Isso é possível porque os
alimentos são produzidos por uma cooperativa que há 50 anos aglutina 1300
pequenos e médios produtores dos estados de Lara, Yaracuy, Portugues e
Trujillo, no altiplano venezuelano. O cultivo cooperativo faz com que a venda,
organizada em assembleias e de forma democrática, tenha preços muito mais
baratos que no mercado comum.
Um quilo de cebola comprado na
sede da CECOSESOLA,
em Barquisimeto, capital larense, custa 3 mil bolívares (cerca de R$
2,15), metade do valor cobrado nas feiras em geral. O mesmo acontece com o
tomate, que passa de 4 mil bolívares (R$ 2,80) para 1 mil bolívares (R$
0,70). Ou o quilo da banana que chega a custar 4 mil
bolívares em qualquer supermercado, mas na cooperativa sai por 700 bolívares
(R$ 0,50).
Todos os meses, os núcleos se
revezam nas funções básicas organizativas, que são definidas nas assembleias
operativas. Nesse mês de maio, Meresvice Morán foi a responsável
por comprar os alimentos, junto com três outras pessoas do seu “nó”,
chamado Ubuntu. Depois de passar a madrugada viajando 365 quilómetros com
mais de três toneladas de alimentos, a socióloga não esconde o sorriso de
satisfação. “É trabalhoso, mas é um compromisso, você deve ir e buscar o que há
de melhor, porque o que você escolhe é o que todo mundo vai consumir”.

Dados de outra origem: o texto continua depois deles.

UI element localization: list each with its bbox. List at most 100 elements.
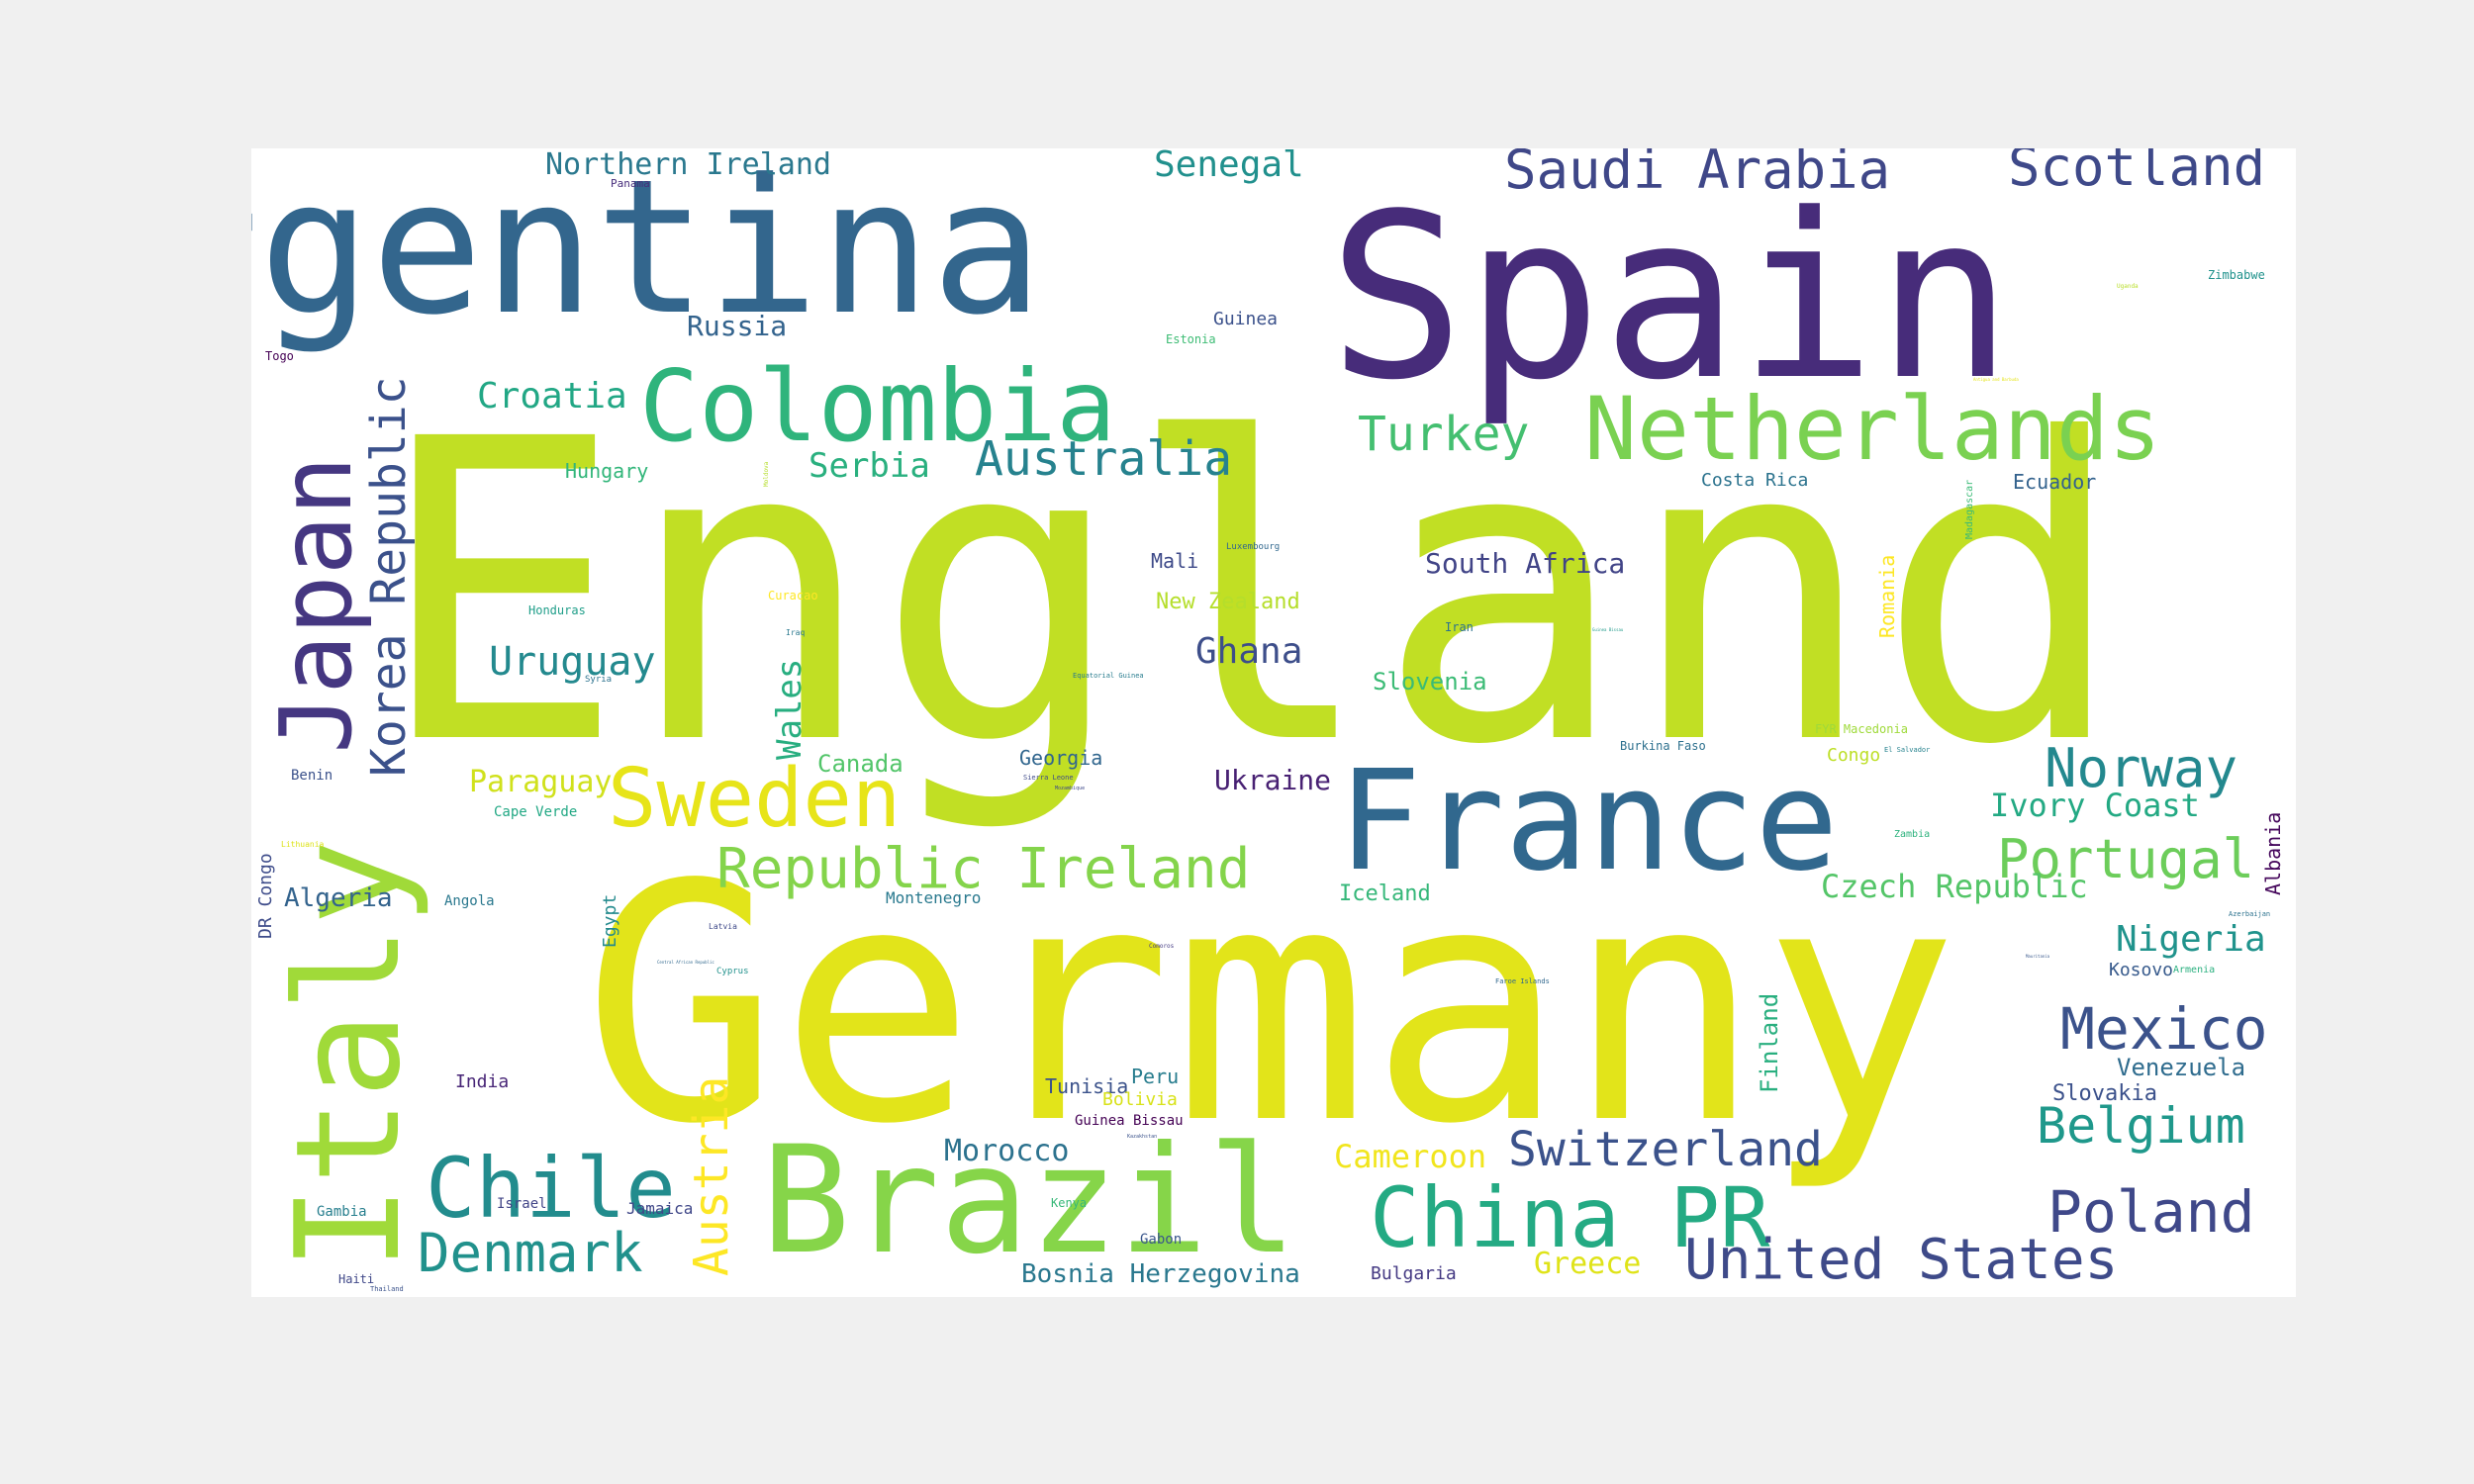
word-mexico: Mexico [2060, 995, 2268, 1063]
word-armenia: Armenia [2173, 965, 2215, 975]
word-croatia: Croatia [477, 376, 627, 417]
word-moldova: Moldova [763, 461, 770, 487]
word-austria: Austria [684, 1076, 739, 1276]
word-thailand: Thailand [370, 1285, 404, 1293]
word-iraq: Iraq [786, 628, 805, 637]
word-canada: Canada [817, 750, 904, 778]
word-australia: Australia [975, 431, 1232, 487]
word-spain: Spain [1328, 166, 2013, 430]
word-albania: Albania [2261, 812, 2285, 895]
word-japan: Japan [258, 456, 374, 754]
word-mozambique: Mozambique [1055, 786, 1085, 791]
word-iceland: Iceland [1339, 881, 1431, 906]
word-costa-rica: Costa Rica [1701, 470, 1808, 491]
word-scotland: Scotland [2008, 148, 2265, 198]
word-azerbaijan: Azerbaijan [2229, 910, 2270, 918]
word-panama: Panama [611, 177, 650, 190]
word-gambia: Gambia [317, 1204, 367, 1220]
word-estonia: Estonia [1166, 332, 1216, 346]
word-china-pr: China PR [1370, 1169, 1770, 1266]
word-cape-verde: Cape Verde [494, 804, 577, 820]
word-cloud: England Germany Spain Argentina Brazil F… [251, 148, 2285, 1293]
word-latvia: Latvia [709, 922, 737, 931]
word-benin: Benin [291, 768, 333, 784]
word-cloud-canvas: England Germany Spain Argentina Brazil F… [251, 148, 2296, 1297]
word-congo: Congo [1827, 745, 1880, 766]
word-mali: Mali [1151, 549, 1198, 573]
word-burkina-faso: Burkina Faso [1620, 739, 1706, 753]
word-saudi-arabia: Saudi Arabia [1504, 148, 1890, 201]
word-sweden: Sweden [608, 752, 901, 846]
word-uruguay: Uruguay [489, 639, 656, 685]
word-honduras: Honduras [528, 603, 586, 617]
word-norway: Norway [2045, 737, 2237, 799]
word-hungary: Hungary [565, 459, 648, 483]
word-kazakhstan: Kazakhstan [1127, 1134, 1157, 1140]
word-serbia: Serbia [809, 446, 930, 486]
word-cameroon: Cameroon [1334, 1138, 1486, 1175]
word-poland: Poland [2047, 1178, 2255, 1246]
word-turkey: Turkey [1358, 407, 1529, 462]
word-brazil: Brazil [761, 1115, 1297, 1287]
word-netherlands: Netherlands [1584, 378, 2161, 480]
word-syria: Syria [585, 675, 612, 685]
word-haiti: Haiti [338, 1272, 374, 1286]
word-bosnia-herzegovina: Bosnia Herzegovina [1021, 1259, 1300, 1289]
word-argentina: Argentina [251, 148, 1043, 356]
word-new-zealand: New Zealand [1156, 590, 1300, 614]
word-sierra-leone: Sierra Leone [1023, 774, 1074, 782]
word-nigeria: Nigeria [2116, 919, 2266, 960]
word-central-african-republic: Central African Republic [657, 960, 714, 965]
word-bulgaria: Bulgaria [1371, 1263, 1457, 1284]
word-luxembourg: Luxembourg [1226, 542, 1280, 552]
word-india: India [455, 1071, 509, 1092]
word-denmark: Denmark [418, 1222, 643, 1284]
word-bolivia: Bolivia [1102, 1089, 1178, 1110]
word-france: France [1338, 741, 1839, 902]
word-morocco: Morocco [944, 1134, 1069, 1168]
word-fyr-macedonia: FYR Macedonia [1815, 722, 1908, 736]
word-slovakia: Slovakia [2052, 1081, 2157, 1106]
word-dr-congo: DR Congo [255, 853, 276, 939]
word-israel: Israel [497, 1196, 547, 1212]
word-korea-republic: Korea Republic [361, 376, 417, 777]
word-ukraine: Ukraine [1214, 764, 1331, 796]
word-mauritania: Mauritania [2026, 954, 2050, 959]
word-paraguay: Paraguay [469, 765, 613, 799]
word-ecuador: Ecuador [2013, 470, 2096, 494]
word-gabon: Gabon [1140, 1232, 1182, 1248]
word-united-states: United States [1684, 1228, 2118, 1292]
word-angola: Angola [444, 893, 495, 909]
word-guinea-bissau-small: Guinea Bissau [1592, 627, 1624, 632]
word-faroe-islands: Faroe Islands [1495, 977, 1550, 985]
word-chile: Chile [426, 1140, 676, 1237]
word-el-salvador: El Salvador [1884, 746, 1930, 754]
word-senegal: Senegal [1154, 148, 1304, 185]
word-venezuela: Venezuela [2117, 1054, 2245, 1081]
word-tunisia: Tunisia [1045, 1074, 1128, 1098]
word-madagascar: Madagascar [1964, 480, 1975, 539]
word-egypt: Egypt [600, 894, 620, 948]
word-lithuania: Lithuania [281, 840, 325, 849]
word-comoros: Comoros [1149, 943, 1175, 950]
word-south-africa: South Africa [1425, 547, 1625, 580]
word-cyprus: Cyprus [716, 967, 749, 976]
word-zimbabwe: Zimbabwe [2208, 268, 2265, 282]
word-belgium: Belgium [2037, 1097, 2245, 1155]
word-curacao: Curacao [768, 589, 818, 603]
word-kenya: Kenya [1051, 1196, 1087, 1210]
word-zambia: Zambia [1894, 829, 1930, 840]
word-republic-ireland: Republic Ireland [716, 837, 1250, 901]
word-togo: Togo [265, 349, 294, 363]
word-colombia: Colombia [639, 348, 1116, 464]
word-switzerland: Switzerland [1508, 1122, 1823, 1177]
word-peru: Peru [1131, 1065, 1179, 1088]
word-slovenia: Slovenia [1373, 668, 1487, 696]
word-guinea-bissau: Guinea Bissau [1075, 1113, 1184, 1129]
word-ghana: Ghana [1195, 631, 1302, 672]
word-greece: Greece [1534, 1247, 1641, 1281]
word-romania: Romania [1875, 555, 1899, 638]
word-algeria: Algeria [284, 883, 393, 913]
word-equatorial-guinea: Equatorial Guinea [1073, 672, 1144, 680]
word-iran: Iran [1445, 620, 1474, 634]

Graças às escolhas de Meresvice,
cada família voltou para casa, no último sábado (25), com um saco de
18 quilos contendo abóbora, abobrinha, abacate, batata, beterraba, cebola,
cenoura, tomate, banana e abacaxi.
Como formigas carregadeiras, todos
os alpargateiros trabalham em alguma função. Alguns separam as cebolas, cortam
pedaços de abóbora que serão divididos em cada um dos 181 sacos, enquanto outro
“nó” se encarrega da merenda coletiva. Há também quem exponha artigos de
produção própria, como sabonetes, chás, temperos, tortas, que podem ser
vendidos ou trocados; e ainda há uma comissão de recreação das crianças, que
são muitas e, nesse sábado, além de brincar e ganhar pinturas faciais,
receberam formação lúdica sobre educação sexual com integrantes do coletivo
feminista Faldas R.
Consumo e organização política
Além de ser um sistema coletivo
de compra, venda, troca, doação, empréstimo e compartilhamento, as Alpargatas
Solidárias buscam organizar as famílias em torno de um horizonte revolucionário.
“Estamos num contexto de
reconfiguração, de crise económica, de ameaças, de uma reformulação do modo de
fazer política que praticamos há muitos anos na revolução bolivariana. Esse
espaço tem como objetivo unir esforços e ver que, em comunidade e de forma
coletiva, podemos satisfazer necessidades, discutir política e encontrar
soluções também em conjunto. A via para transformar essa sociedade
capitalista, mercantil, que vivemos e construir outra sociedade é essa”, conta
Maria Eugenia Freitez, comunicadora e uma das fundadoras da organização.
Realmente não se trata apenas de
distribuição de alimentos. Em meio a abraços, sorrisos e olhares acolhedores,
andar pelo centro cultural Tiuna El Fuerte, onde se realiza o consumo mensal,
termina sendo um exercício revigorante. Por considerar que as relações que se
estabelecem entre cada membro são centrais, a organização atende um número
limitado de famílias.
“Há duas coisas transversais
nessa iniciativa que são a comunicação e o afeto. Então, à medida que novas pessoas
se somam às Alpargatas, sempre vamos discutindo como manter o intercâmbio, a
proximidade, esse cuidado um com o outro para não deixar que tudo se resuma a
resolução de uma necessidade”, explica Jaheli Fuenmayor.
A solidariedade presente no nome
do movimento também é evidente no diálogo com os alpargateiros. Se um
companheiro não dispõe de 40 mil bolívares, os sacos podem ser divididos, ou
também estão aqueles que dividem o seu consumo mensal com a vizinhança.
“Quando temos um objetivo comum,
uma necessidade comum, que nos mobiliza, que nos toca, é uma motivação enorme
para seguir trabalhando. O fato de poder ver outros companheiros, saber que
estão bem, porque a crise também gera um ambiente hostil, ver que alguns estão
em situação mais sensível economicamente e que podemos ajudar, eu penso que
vale a pena continuar realizando essa batalha até podermos vencer”, finaliza a
alpargateira e comunicadora audiovisual Patrícia Franco.